Первое предложение звучало так: оставить заключенных под стражей до весны (предложение товарища Бесекирского, коммерсанта).
Второе – всех расстрелять (предложение следственной комиссии).
Третье – передать арестованных в полное распоряжение ревкома, который и решит, как с ними поступать (предложение товарища Пчелинцева).
Большинством голосов (19 – за расстрел, 15 – за предложение Бесекирского, 1 – за предложение Пчелинцева, остальные воздержались) постановили: Громова, Струкова, Суздалева и Толстихина расстрелять.
Однако тут же следственная комиссия устами Тренева внесла новое предложение: полковника Струкова как полностью раскаявшегося и готового делом доказать сочувствие красной власти оставить под арестом до весны.
Мандрикова предложение взбесило, он кинулся с кулаками на Тренева. За руку удержал туманный латыш:
– Остынь, не сейчас…
– Если кого и расстреливать, так это мерзавца Струкова! – вырывался из рук мечтательного Августа разъяренный Мих-Серг.

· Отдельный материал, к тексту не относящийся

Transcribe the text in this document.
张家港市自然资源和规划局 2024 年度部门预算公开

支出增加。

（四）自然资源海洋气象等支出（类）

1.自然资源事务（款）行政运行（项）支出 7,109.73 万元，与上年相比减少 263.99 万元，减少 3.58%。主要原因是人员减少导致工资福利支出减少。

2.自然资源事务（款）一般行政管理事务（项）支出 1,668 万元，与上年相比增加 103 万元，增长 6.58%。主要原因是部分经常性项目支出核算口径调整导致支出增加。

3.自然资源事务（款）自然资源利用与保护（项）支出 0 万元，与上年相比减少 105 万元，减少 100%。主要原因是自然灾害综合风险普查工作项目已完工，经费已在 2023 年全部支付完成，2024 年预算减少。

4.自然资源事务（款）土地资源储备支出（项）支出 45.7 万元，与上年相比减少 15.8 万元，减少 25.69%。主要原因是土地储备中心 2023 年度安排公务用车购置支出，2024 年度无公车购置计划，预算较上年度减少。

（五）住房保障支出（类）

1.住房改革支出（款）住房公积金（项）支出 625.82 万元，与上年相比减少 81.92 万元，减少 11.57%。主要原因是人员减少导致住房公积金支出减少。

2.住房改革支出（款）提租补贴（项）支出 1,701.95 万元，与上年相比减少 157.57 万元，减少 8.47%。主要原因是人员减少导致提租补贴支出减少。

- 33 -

Крик не подействовал. Приговор оставили без изменений.
Той же ночью приговор в отношении трех подследственных был приведен в исполнение. Струкова под конвоем увели на другую сторону Казачки, в Арестный дом.
Подлинная книга судеб – книга долгов.
Следующим утром привезли долговую, с трудом разысканную книгу.
Книгу везли на нартах: так велика была. В ревкоме книгу, в которой для удобства записаны были и долги коммерческие, и долги казне, подпалили сразу с четырех концов. Но та горела плохо. Обшитая выдубленной лахтачьей шкурой, слабо-желтый огонь книга сносила легко. Не сумев спалить, решили утопить. С криками и смехом семь-восемь человек вальнули на улицу, погрузили долги на нарты, двинулись гурьбой к Анадырскому лиману. По дороге книгу долгов снова резали и секли, по-шамански визжа, пинали ногами.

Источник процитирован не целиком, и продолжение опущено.